The stakes were so small, that from some angles, they were invisible. West Vancouver council was mulling an infill home, 1,500 square feet or so, tucked behind the 95-year-old Hewitt House on Radcliffe Avenue.
The infill house would have kept a family together and guaranteed the preservation of a Craftsman cottage that was built when the Lions Gate Bridge was only an idea. And looking through the foliage, most people wouldn’t have known that an infill house was even there.
But, following Coun. Marcus Wong’s 11th hour reversal, council rejected it. Despite providing a small service for local history and a great opportunity for a local family, a majority of council was swayed by phantom concerns around neighbourhood sensitivity.

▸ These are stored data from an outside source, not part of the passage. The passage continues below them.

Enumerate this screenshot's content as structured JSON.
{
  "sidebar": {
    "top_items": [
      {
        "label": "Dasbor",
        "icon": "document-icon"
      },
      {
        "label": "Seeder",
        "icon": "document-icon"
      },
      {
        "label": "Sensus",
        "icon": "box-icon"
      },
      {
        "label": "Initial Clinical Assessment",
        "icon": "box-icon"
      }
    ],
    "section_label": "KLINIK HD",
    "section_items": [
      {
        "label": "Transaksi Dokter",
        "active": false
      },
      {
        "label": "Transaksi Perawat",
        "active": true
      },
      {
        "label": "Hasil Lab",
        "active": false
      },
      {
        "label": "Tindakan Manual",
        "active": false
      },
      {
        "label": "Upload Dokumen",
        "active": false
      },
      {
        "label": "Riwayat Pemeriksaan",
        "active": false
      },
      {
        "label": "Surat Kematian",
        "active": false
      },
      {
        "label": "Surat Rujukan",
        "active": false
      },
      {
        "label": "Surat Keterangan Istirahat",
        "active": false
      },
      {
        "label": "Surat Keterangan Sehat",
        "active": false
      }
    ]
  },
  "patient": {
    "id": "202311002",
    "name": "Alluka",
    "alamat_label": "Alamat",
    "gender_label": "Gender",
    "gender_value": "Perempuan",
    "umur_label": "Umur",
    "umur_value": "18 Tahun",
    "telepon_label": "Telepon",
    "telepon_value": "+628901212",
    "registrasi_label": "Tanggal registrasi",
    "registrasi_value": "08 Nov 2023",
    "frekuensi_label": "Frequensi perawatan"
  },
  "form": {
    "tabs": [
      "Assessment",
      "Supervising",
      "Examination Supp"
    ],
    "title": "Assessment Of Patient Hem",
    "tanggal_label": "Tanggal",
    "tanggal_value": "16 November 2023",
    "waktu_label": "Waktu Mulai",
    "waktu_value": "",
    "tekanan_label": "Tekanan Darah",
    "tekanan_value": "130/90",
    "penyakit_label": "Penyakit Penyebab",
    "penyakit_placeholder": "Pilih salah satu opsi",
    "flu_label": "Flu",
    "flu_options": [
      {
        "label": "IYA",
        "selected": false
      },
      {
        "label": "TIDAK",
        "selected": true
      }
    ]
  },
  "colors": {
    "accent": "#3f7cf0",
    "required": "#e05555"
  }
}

We don’t decry this decision just because we worry about losing gabled roofs and shed dormers, lovely as they are. Right now, West Vancouver’s vacancy rates are low, its housing types are as diverse as a Trump rally and its prices are inhospitable for anyone who’s ever had to wash their hands after a day’s work.
This infill house was, quite literally, the least they could do. And they didn’t.
Tantalus Gardens, a revolutionary 14-unit project earmarked for Horseshoe Bay, was scuttled last week after outcry about preserving a church that closed six years earlier. As long as the majority of council blows with the fickle wind of neighbourhood sentiment, we’ll lose the opportunity to build something as real and lasting as the Hewitt house. The stakes were small this time. But they’ll get bigger.
It’s regrettable when a council dismisses history. It’s unforgivable for a council to overlook the future.